O procurador apontou que, durante a análise realizada no dia 23 de novembro, verificou-se que a Prefeitura Municipal de Santa Filomena não disponibilizou na internet as informações, em tempo real e de modo satisfatório, que não se limitam às receitas e às despesas exigidas no parágrafo único, II, do art. 48, da Lei de Responsabilidade Fiscal, alcançando outras áreas de gestão, tais como os registros de repasses e transferências financeiras, programas, ações e projetos, dentre outros, que consequentemente, não estão sendo observadas, de modo efetivo, pela administração municipal. Foi alegado ainda que os arquivos de extrato de publicação e extrato de contrato não são capazes de conferir a transparência necessária às licitações e contratos celebrados pela prefeitura, devendo ser anexadas à íntegra dos procedimentos.

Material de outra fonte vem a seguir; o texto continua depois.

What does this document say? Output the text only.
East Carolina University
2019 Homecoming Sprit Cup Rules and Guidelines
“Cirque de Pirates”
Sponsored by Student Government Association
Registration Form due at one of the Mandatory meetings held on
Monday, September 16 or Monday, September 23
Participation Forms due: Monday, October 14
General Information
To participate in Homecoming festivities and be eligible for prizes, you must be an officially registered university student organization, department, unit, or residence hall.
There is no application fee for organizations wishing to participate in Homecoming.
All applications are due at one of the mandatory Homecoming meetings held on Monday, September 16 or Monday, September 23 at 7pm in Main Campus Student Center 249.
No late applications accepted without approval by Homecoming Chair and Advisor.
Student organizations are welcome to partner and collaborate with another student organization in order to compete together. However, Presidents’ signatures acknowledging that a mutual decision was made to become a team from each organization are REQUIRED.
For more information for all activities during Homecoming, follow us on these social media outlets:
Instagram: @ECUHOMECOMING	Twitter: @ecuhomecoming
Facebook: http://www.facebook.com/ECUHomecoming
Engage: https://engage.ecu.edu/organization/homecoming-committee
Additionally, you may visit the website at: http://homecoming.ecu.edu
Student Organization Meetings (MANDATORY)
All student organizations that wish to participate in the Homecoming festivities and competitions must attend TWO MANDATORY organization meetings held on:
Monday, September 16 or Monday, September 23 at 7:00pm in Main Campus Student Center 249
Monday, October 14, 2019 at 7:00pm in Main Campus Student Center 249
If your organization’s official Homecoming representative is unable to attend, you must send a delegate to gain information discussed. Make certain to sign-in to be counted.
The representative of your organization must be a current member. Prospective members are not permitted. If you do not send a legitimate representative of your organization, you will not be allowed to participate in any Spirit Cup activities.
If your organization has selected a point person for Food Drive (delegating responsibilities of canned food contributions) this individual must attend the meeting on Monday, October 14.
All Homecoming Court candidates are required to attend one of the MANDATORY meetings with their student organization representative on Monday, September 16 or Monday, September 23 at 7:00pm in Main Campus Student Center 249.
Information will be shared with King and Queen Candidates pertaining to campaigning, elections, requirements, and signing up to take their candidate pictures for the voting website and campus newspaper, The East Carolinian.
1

Além disso, o representante do órgão ministerial afirmou que o site do Portal da Transparência de Santa Filomena não possui o formato de endereço eletrônico determinado para todo o Poder Executivo Estadual e Municipal, formado pela tríade: “transparência”, “nome da cidade” e “pi.gov.br”, domínio exclusivo das organizações governamentais do Estado do Piauí. Sendo assim, a prefeitura deve adequar o seu Portal da Transparência aos termos da Recomendação nº 009390/2020 do TCE-PI.

Dos pedidos

Diante dos fatos, o MPC-PI, com fundamento no art. 130 da Constituição Federal, art. 147 da Constituição Estadual e art. 54, inciso II, da Lei Estadual nº 5.888/2009, requereu à Corte de Contas:

- O recebimento da presente representação, para que essa tenha imediato prosseguimento, independente da futura autuação do Processo de Prestação de Contas do município;

- Em seguida, a citação do responsável, prefeito Carlos Augusto de Araújo Braga, para que, querendo, apresente alegações de defesa acerca dos fatos representados, no prazo regimental;

- A procedência da presente representação, com a aplicação de multa ao responsável no valor de R$ 6.624,00, prevista no art. 79, inciso I, da Lei nº 5.888/2009 c/c art. 206, inciso II, do Regimento Interno TCE-PI;

- Expedição de determinação ao prefeito Carlos Braga, para que, no prazo de 15 dias, promova alterações no site eletrônico do Poder Executivo Municipal, de forma a adequar e atualizar a referida página na internet ao que disciplina a Lei Complementar nº 101/2000, Lei nº 12.527/2011, Instrução Normativa nº 01/2019 e a Recomendação nº 009390/2020, sob pena de nova multa além de outras medidas cabíveis;

- Ao final, requer que os autos retornem ao Ministério Público de Contas para manifestação definitiva;

- Comunicação ao Promotor de Justiça da Comarca e a Procuradoria da República no Piauí para as demais providências cabíveis.

Decisão

Após análise dos autos, em 4 de dezembro de 2020, o relator do processo no TCE-PI, conselheiro substituto Alisson Araújo, decidiu pela admissão da presente representação, determinando ainda que se encaminhem os autos à Diretoria Processual para citação, com aviso de recebimento, do prefeito Carlos Braga, para que, no prazo improrrogável de 15 dias úteis, apresente manifestação sobre os fatos descritos na peça denunciatória, sob pena de ser considerado revel, passando os prazos a correrem independentemente de sua intimação.

Outro lado

O Viagora procurou o gestor para falar sobre o assunto, mas até o fechamento da matéria o prefeito não foi localizado.